The waiter comes by and starts off by asking how they are doing tonight.  Crying Girl responds, “I’m not good, I’ve been crying for days.”  Inappropriate Friends says cheerfully, “We need shots!” [Note:  if you find yourself telling the waiter that you have been “crying for days”, you are not ready to be in public, you should be home under the covers with some Netflix. Not to belabor the point, but tequila is only going to make this night worse for everyone in this story. I see drunk-dialing in Crying Girl’s future, cheerfully encouraged by Inappropriate Friend.]

When you don’t want a relationship to end, it’s hard to unclench the grip that’s holding on to someone that is trying to get away.

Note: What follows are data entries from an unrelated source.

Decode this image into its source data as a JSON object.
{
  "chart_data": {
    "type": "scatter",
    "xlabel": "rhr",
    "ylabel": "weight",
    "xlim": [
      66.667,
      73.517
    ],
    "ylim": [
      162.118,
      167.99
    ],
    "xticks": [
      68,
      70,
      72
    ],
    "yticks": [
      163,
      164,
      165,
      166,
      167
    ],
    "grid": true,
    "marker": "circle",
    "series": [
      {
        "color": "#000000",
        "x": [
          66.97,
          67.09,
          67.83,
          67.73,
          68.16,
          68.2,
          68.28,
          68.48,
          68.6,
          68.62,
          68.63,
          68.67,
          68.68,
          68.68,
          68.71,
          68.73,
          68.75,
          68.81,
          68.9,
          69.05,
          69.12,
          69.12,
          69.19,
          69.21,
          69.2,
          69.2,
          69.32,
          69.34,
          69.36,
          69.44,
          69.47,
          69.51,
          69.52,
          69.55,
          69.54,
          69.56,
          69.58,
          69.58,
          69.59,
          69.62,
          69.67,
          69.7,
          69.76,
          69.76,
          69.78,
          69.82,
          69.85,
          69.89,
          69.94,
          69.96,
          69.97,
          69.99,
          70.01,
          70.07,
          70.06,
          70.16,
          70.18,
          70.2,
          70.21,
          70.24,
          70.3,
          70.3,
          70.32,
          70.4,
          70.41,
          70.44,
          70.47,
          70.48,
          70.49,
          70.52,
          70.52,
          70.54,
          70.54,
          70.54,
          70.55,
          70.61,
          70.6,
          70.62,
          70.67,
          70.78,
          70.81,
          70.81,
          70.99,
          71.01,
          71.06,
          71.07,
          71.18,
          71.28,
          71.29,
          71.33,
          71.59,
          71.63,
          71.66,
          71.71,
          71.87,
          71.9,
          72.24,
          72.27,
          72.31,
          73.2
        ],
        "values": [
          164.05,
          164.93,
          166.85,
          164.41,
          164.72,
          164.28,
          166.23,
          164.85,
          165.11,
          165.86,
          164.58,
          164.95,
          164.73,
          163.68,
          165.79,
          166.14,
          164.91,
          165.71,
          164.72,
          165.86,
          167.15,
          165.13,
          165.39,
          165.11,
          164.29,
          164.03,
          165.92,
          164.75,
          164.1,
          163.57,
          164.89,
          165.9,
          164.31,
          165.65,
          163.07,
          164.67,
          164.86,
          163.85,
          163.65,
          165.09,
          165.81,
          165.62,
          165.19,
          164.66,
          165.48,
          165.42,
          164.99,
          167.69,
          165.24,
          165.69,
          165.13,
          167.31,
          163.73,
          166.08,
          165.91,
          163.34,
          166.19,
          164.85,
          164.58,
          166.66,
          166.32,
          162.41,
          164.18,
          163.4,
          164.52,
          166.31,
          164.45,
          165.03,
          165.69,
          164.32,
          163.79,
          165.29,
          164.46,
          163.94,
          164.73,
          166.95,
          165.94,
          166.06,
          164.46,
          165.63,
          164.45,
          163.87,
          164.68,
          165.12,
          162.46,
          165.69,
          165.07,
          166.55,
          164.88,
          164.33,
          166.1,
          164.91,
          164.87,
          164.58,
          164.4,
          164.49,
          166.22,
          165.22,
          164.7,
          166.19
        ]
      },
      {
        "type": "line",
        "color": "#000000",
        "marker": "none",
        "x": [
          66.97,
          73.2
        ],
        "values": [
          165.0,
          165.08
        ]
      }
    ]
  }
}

Sometimes people come to see me 5, 7 or even 10 years after they got divorced and they are still fighting. That’s a long time to hold on to a broken relationship.  It always makes me sad to see people latched on to each other for dear life without noticing that the one thing that will make life better is to let go.

There are going to be people in your life that you can’t let go of, even if it is a difficult relationship.  You might have difficult people that won’t let you go or you might have difficult relationships with people that you are stuck with – the father of your children, your father, your children, the mean and incontinent cat your kid left behind when she went to college that lives on for decades.

Holding difficult relationships lightly creates more space for compassion.  Teenagers are often prickly and difficult.  Parents of teens are told over and over to “not take it personal” and “let the attitude slide off you like water on a duck’s back”.  That’s good advice for ex-spouses and mean cats, too. Keep your distance, a level of detachment and a sense of humor.  Unclench.